Transfer buffer 1 can be stored at room temperature for several weeks. The pH of the buffer should be ~9.2 and does not need any adjustment. Use Coomassie dye only in gels after transfer to check the efficiency of the transfer, or if you have no plans to transfer it and just want to observe the results of the separation between SDS-PAGE. When no loading or transfer has even occurred, load control bands can be used to quantify the amounts of protein in each lane.
The balance of SDS and methanol in the transfer buffer, the size of the protein and the percentage of gel may affect transfer efficiency. Detailed instructions for the transfer process are found on the websites of the manufacturers of the transfer devices, and will vary depending on the system. If the membrane in the ice-cold transfer buffer is not balanced, a contraction will occur during the transfer and a distorted transfer pattern will occur. Electrotransfer is almost exclusively the contemporary transfer method of choice because of its speed, transfer uniformity and transfer efficiency.

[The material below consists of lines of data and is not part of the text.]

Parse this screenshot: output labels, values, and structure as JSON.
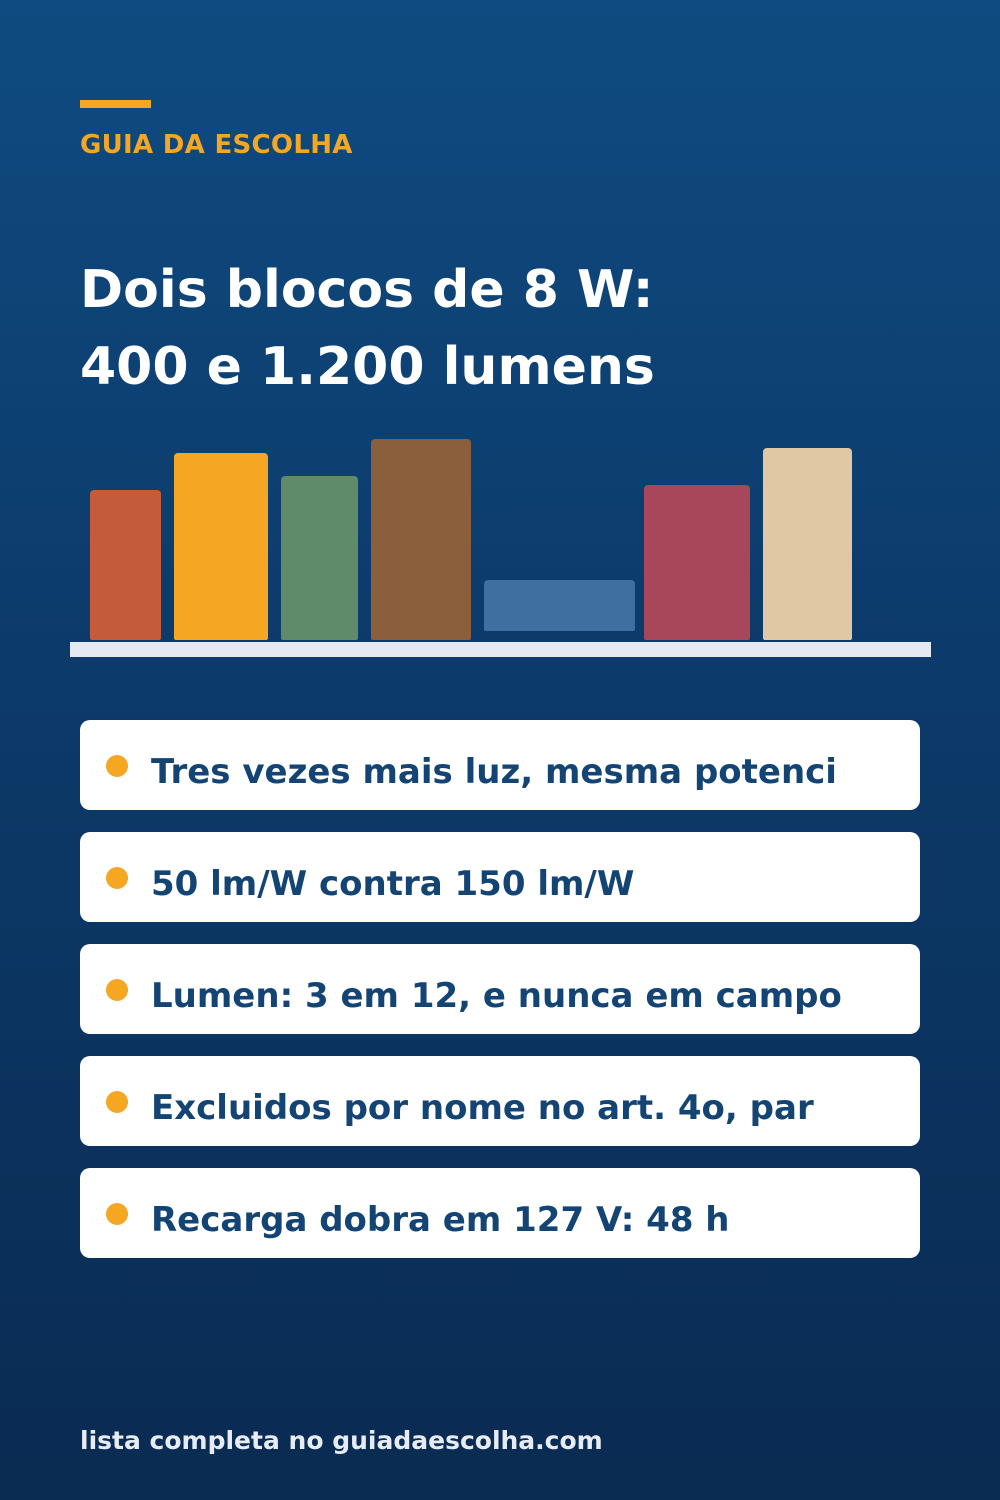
{
  "header": {
    "eyebrow": "GUIA DA ESCOLHA",
    "headline_line1": "Dois blocos de 8 W:",
    "headline_line2": "400 e 1.200 lumens"
  },
  "shelf": {
    "books": [
      {
        "color": "#c45c3c"
      },
      {
        "color": "#f5a623"
      },
      {
        "color": "#5f8b6a"
      },
      {
        "color": "#8b5e3c"
      },
      {
        "color": "#3e6fa0"
      },
      {
        "color": "#a8465a"
      },
      {
        "color": "#dfc8a3"
      }
    ],
    "shelf_color": "#e5e9f0"
  },
  "items": [
    {
      "text": "Tres vezes mais luz, mesma potenci"
    },
    {
      "text": "50 lm/W contra 150 lm/W"
    },
    {
      "text": "Lumen: 3 em 12, e nunca em campo"
    },
    {
      "text": "Excluidos por nome no art. 4o, par"
    },
    {
      "text": "Recarga dobra em 127 V: 48 h"
    }
  ],
  "footer": {
    "text": "lista completa no guiadaescolha.com"
  },
  "colors": {
    "accent": "#f5a623",
    "background_top": "#0f4b80",
    "background_bottom": "#0a2b52",
    "item_text": "#134474"
  }
}
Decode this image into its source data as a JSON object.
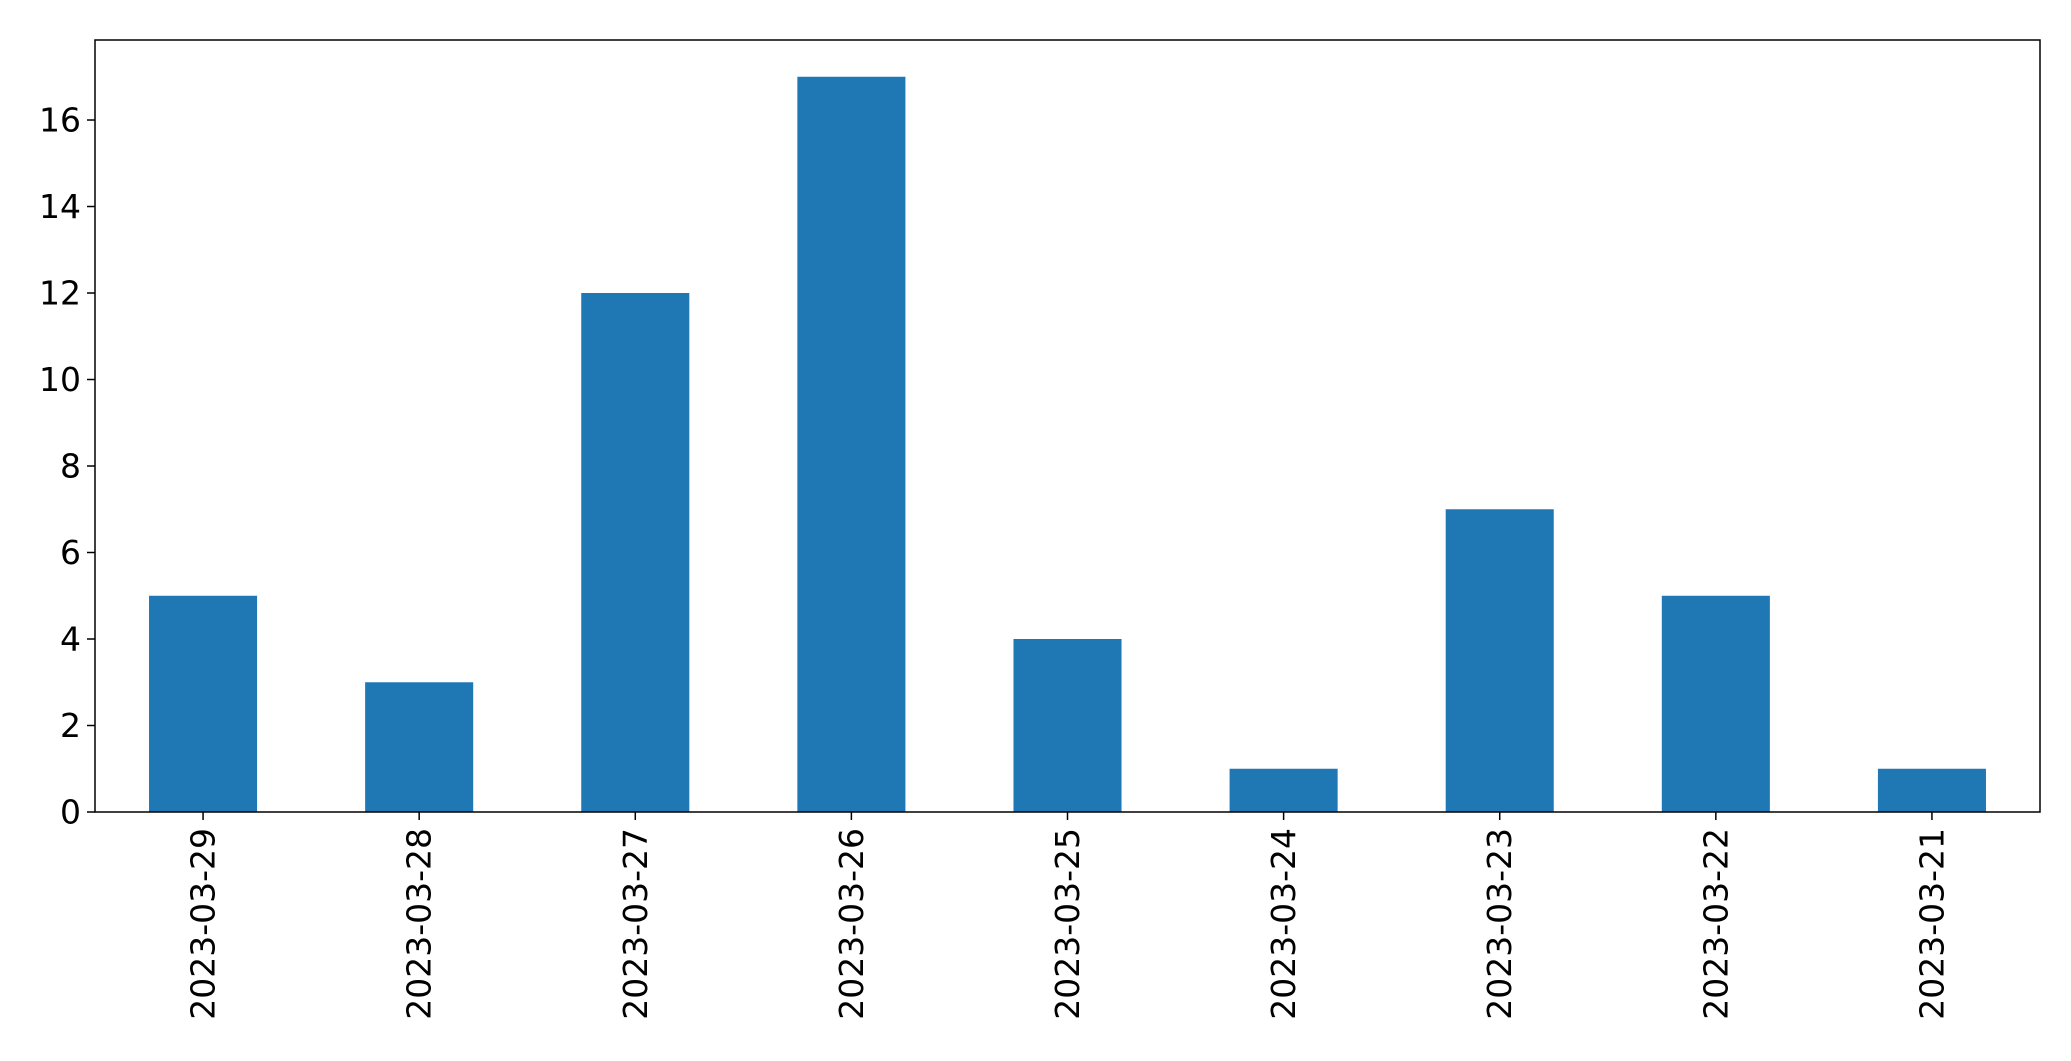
{
  "chart_data": {
    "type": "bar",
    "title": "",
    "xlabel": "",
    "ylabel": "",
    "categories": [
      "2023-03-29",
      "2023-03-28",
      "2023-03-27",
      "2023-03-26",
      "2023-03-25",
      "2023-03-24",
      "2023-03-23",
      "2023-03-22",
      "2023-03-21"
    ],
    "values": [
      5,
      3,
      12,
      17,
      4,
      1,
      7,
      5,
      1
    ],
    "ylim": [
      0,
      17.85
    ],
    "yticks": [
      0,
      2,
      4,
      6,
      8,
      10,
      12,
      14,
      16
    ],
    "bar_color": "#1f77b4",
    "grid": false,
    "legend": "none"
  }
}
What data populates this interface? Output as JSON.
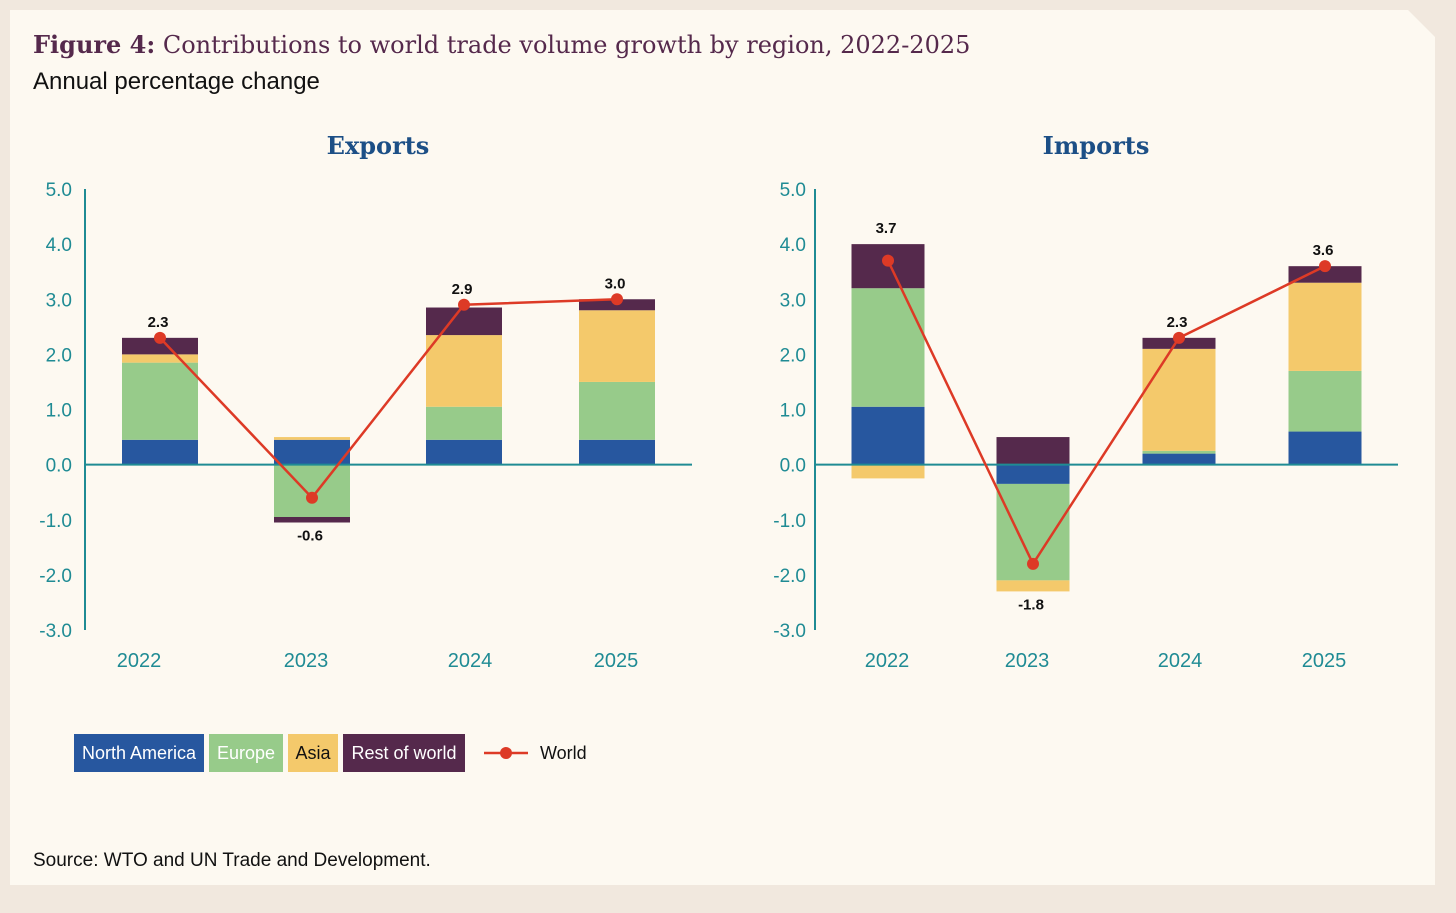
{
  "figure": {
    "label": "Figure 4:",
    "title": "Contributions to world trade volume growth by region, 2022-2025",
    "subtitle": "Annual percentage change",
    "source": "Source: WTO and UN Trade and Development."
  },
  "colors": {
    "North America": "#27579f",
    "Europe": "#97cb8a",
    "Asia": "#f4c96b",
    "Rest of world": "#55294c",
    "World": "#dd3a26",
    "axis": "#1f8b94",
    "panel_title": "#1c4f86"
  },
  "legend": [
    {
      "name": "North America",
      "text_color": "#ffffff"
    },
    {
      "name": "Europe",
      "text_color": "#ffffff"
    },
    {
      "name": "Asia",
      "text_color": "#111111"
    },
    {
      "name": "Rest of world",
      "text_color": "#ffffff"
    },
    {
      "name": "World",
      "kind": "line"
    }
  ],
  "chart_data": [
    {
      "type": "bar",
      "stacked": true,
      "title": "Exports",
      "categories": [
        "2022",
        "2023",
        "2024",
        "2025"
      ],
      "ylim": [
        -3.0,
        5.0
      ],
      "yticks": [
        "-3.0",
        "-2.0",
        "-1.0",
        "0.0",
        "1.0",
        "2.0",
        "3.0",
        "4.0",
        "5.0"
      ],
      "series": [
        {
          "name": "North America",
          "values": [
            0.45,
            0.45,
            0.45,
            0.45
          ]
        },
        {
          "name": "Europe",
          "values": [
            1.4,
            -0.95,
            0.6,
            1.05
          ]
        },
        {
          "name": "Asia",
          "values": [
            0.15,
            0.05,
            1.3,
            1.3
          ]
        },
        {
          "name": "Rest of world",
          "values": [
            0.3,
            -0.1,
            0.5,
            0.2
          ]
        }
      ],
      "line": {
        "name": "World",
        "values": [
          2.3,
          -0.6,
          2.9,
          3.0
        ],
        "labels": [
          "2.3",
          "-0.6",
          "2.9",
          "3.0"
        ]
      }
    },
    {
      "type": "bar",
      "stacked": true,
      "title": "Imports",
      "categories": [
        "2022",
        "2023",
        "2024",
        "2025"
      ],
      "ylim": [
        -3.0,
        5.0
      ],
      "yticks": [
        "-3.0",
        "-2.0",
        "-1.0",
        "0.0",
        "1.0",
        "2.0",
        "3.0",
        "4.0",
        "5.0"
      ],
      "series": [
        {
          "name": "North America",
          "values": [
            1.05,
            -0.35,
            0.2,
            0.6
          ]
        },
        {
          "name": "Europe",
          "values": [
            2.15,
            -1.75,
            0.05,
            1.1
          ]
        },
        {
          "name": "Asia",
          "values": [
            -0.25,
            -0.2,
            1.85,
            1.6
          ]
        },
        {
          "name": "Rest of world",
          "values": [
            0.8,
            0.5,
            0.2,
            0.3
          ]
        }
      ],
      "line": {
        "name": "World",
        "values": [
          3.7,
          -1.8,
          2.3,
          3.6
        ],
        "labels": [
          "3.7",
          "-1.8",
          "2.3",
          "3.6"
        ]
      }
    }
  ]
}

Electrotransference is based on the same principles of electromobility that drive protein migration during separation in PAGE. In general, wet transfer requires cooling the unit and internal recirculation of the transfer buffer through the presence of an agitation magnet. The proteins will slowly elute from the gel at this point, so do not store the gel and proceed immediately to transfer it. The ratio of Tris and glycine in the transfer buffer is not necessarily the same as for wet transfer; see the device manufacturer's protocol.
The membrane is placed in direct contact with the gel and several layers of filter paper soaked in transfer buffer are placed above and below the gel and membrane. A standard wet transfer buffer is the same as the 1x tris-glycine buffer used as a buffer to operate the gel, but without SDS and with the addition of methanol to a final concentration of 20%. In this transfer choice, both the gel and the membrane are completely submerged in the transfer buffer and a current is applied in the direction of the gel to the membrane. Transfer the gel (keep the dye mixture; it can be reused many times) to a mixture of 67.5% distilled water, 7.5% acetic acid and 25% methanol, place it on a shaker and replace it with a new rinse mixture until excess dye has been removed.
The reduction of methanol in the transfer buffer also promotes swelling of the gel, allowing large proteins to be transferred more easily. Just as proteins with an electrical charge (provided by the SDS attached to them) can be induced to travel through a gel in an electric field, proteins can also be transferred in an electric field from the gel to a robust support, a membrane that removes proteins from the gel.